Yi Seok, pangeran terakhir yang masih menetap di Korea Selatan, sangat terkesan dengan lirik lagu-lagu Divine Performing Arts (The Epoch Times)

(Minghui.org) Seoul, Korea Selatan – Ketika Divine Performing Arts (DPA) tampil di Universal Arts Center, Seoul pada tanggal 7 Pebruari 2009, Yi Seok, pangeran terakhir dari Korea Selatan, sangat terharu oleh pertunjukan DPA.

“Sepertinya sudah saatnya bagi rakyat Korea Selatan untuk mempelajari lebih banyak mengenai China,” ungkap keturunan dari Dinasti Joseon yang sudah berusia lima abad.

Yi, lahir pada tahun 1941, adalah cucu dari Kaisar Gojong dan kemenakan dari penerusnya, Kaisar Sunjong, raja terakhir Korea Selatan.

“Saya tidak menemukan banyak kesempatan untuk mengenal kebudayaan Tionghoa. Saya pikir harus mulai mengenal kebudayaan Tionghoa lebih banyak. Adalah baik jika kita dapat lebih sering menonton pertunjukan seperti ini. Setelah menontonnya, saya dapat katakan, pertunjukan DPA benar-benar menggetarkan.”

Divine Performing Arts berusaha meniupkan nafas kehidupan baru ke dalam kebudayaan tradisional Tionghoa dengan menyajikan sebuah pengalaman indah nan luhur kepada para penonton dimana pun berada.

Selama pendudukan Jepang, dimulai pada tahun 1910, Yi tumbuh di Istana Sadong, Seoul, dimana para dayang menjaganya.
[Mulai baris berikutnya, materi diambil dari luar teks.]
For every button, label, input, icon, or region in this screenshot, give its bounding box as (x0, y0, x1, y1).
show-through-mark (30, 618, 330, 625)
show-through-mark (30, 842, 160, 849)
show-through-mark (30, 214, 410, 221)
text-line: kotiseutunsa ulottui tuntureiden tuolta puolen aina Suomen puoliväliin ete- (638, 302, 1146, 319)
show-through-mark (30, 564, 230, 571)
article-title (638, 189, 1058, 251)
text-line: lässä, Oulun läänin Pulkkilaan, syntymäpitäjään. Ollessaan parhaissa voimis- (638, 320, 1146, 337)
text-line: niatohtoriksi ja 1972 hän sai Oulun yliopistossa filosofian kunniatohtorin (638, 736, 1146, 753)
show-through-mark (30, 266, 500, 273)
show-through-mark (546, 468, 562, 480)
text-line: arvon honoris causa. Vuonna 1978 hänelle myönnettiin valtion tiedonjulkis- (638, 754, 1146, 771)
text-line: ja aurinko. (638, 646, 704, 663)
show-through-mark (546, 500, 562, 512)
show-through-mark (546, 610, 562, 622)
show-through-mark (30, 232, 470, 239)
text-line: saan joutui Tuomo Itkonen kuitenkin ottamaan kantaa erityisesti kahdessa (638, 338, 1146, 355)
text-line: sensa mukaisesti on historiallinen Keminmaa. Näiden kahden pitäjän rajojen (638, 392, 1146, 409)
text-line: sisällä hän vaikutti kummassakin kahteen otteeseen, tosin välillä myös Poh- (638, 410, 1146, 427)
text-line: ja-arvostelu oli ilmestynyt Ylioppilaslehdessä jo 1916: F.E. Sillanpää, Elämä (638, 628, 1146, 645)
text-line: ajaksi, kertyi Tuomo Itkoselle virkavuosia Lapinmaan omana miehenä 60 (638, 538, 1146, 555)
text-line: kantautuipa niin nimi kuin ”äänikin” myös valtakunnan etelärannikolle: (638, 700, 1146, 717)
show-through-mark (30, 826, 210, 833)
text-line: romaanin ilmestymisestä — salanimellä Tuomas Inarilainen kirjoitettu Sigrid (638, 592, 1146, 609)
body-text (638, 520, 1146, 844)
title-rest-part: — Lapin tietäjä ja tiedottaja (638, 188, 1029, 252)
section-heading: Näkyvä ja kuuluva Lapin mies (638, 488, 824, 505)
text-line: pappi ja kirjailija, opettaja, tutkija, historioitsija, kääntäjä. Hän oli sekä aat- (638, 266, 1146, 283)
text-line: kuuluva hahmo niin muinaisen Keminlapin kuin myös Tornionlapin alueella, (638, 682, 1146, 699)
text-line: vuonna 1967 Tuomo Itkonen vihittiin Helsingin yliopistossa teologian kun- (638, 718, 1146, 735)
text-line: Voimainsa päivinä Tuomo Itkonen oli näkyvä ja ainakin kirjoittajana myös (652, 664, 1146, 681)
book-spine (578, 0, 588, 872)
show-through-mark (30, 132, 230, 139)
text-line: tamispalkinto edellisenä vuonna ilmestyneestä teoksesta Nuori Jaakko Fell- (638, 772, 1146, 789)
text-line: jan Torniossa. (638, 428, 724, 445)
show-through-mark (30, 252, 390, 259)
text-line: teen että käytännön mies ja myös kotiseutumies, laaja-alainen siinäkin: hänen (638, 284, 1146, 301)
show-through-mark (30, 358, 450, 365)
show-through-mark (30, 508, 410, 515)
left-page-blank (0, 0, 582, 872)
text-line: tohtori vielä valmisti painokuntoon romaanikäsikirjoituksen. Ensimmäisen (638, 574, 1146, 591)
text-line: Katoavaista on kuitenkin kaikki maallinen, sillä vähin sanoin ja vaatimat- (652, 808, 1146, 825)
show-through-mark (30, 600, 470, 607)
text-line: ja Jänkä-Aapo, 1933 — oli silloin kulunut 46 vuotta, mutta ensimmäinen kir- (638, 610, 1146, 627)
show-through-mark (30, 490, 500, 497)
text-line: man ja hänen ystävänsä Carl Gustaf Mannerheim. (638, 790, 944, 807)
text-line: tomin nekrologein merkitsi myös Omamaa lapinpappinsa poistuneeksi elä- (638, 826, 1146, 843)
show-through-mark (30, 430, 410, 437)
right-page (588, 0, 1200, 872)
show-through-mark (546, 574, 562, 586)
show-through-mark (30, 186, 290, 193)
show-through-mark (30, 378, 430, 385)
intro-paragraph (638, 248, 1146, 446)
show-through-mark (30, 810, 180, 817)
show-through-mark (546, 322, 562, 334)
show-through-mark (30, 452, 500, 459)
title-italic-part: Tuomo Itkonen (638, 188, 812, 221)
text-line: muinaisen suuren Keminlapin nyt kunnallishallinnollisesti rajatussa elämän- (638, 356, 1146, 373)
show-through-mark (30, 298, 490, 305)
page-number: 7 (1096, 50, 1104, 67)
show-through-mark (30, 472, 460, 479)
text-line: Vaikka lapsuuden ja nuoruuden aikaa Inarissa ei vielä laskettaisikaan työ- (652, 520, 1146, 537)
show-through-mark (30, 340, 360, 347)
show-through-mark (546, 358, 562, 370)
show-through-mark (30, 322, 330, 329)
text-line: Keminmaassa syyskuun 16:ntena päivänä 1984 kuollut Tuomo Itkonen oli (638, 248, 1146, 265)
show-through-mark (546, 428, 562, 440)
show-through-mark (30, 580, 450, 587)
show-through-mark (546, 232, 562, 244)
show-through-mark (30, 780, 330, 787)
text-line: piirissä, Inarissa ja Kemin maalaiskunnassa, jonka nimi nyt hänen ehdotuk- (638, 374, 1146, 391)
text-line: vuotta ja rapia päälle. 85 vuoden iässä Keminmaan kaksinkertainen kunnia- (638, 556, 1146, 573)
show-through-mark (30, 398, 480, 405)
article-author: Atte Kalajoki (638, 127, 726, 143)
Setelah Perang Dunia II berakhir, Korea  dibebaskan oleh Amerika Serikat di bagian selatan dan Soviet di bagian utara. Presiden baru, Syngman Rhee, menekan keluarga kekaisaran dan menyita semua aset keluarga yang belum dibawa oleh orang Jepang.

Setelah pecah Perang Korea pada tahun 1950, keluarga kekaisaran tinggal di biara lereng bukit di Pulau Jeju di ujung selatan Korea sampai perang berakhir pada tahun 1953, saat mereka kembali ke Seoul.

Yi harus bekerja untuk menafkahi keluarganya selama masa-masa sulit Perang Korea dan Perang Dingin, dimana Korea memerangi komunisme dan subversi internal. Dia lulus dari jurusan Bahasa Asing di Universitas Hankook, Seoul, setelah mempelajari beberapa bahasa.

Yi, dengan bakat musiknya, menjadi penyanyi terkenal pada tahun 1960-an saat berumur 20 dan mempunyai beberapa lagu yang mencetak kesuksesan.

Lirik lagu-lagu dari pertunjukan DPA melekat dalam pikirannya. “Lagu-lagu dari penyanyi solo berulang kali menyebut reinkarnasi; yang meninggalkan kesan sangat dalam pada saya,” ungkap Yi.

Dia saat ini adalah seorang profesor sejarah di Universitas Jeonju, dan presiden dari Imperial Grandson Association, mengabdikan diri pada pemeliharaan budaya kerajaan. Dia juga pengarang buku mengenai keluarga kerajaan Dinasti Joseon yang baru saja diterbitkan.

Setelah menonton Divine Performing Arts untuk pertama kalinya, Yi berkata, “Saya mempunyai sebuah perasaan baru, sebuah sensasi baru. Pertunjukan yang benar-benar menggentarkan. Saya sangat tersentuh.”

“Sangat langka mempunyai kesempatan untuk mempelajari budaya Tionghoa. Ketika budaya lenyap, seperti sebuah bangsa lenyap. Setelah menonton pertunjukan itu, saya merasa penting untuk mengembalikan kebudayaan Korea dan menghidupkan kembali spiritualitas rakyat Korea.”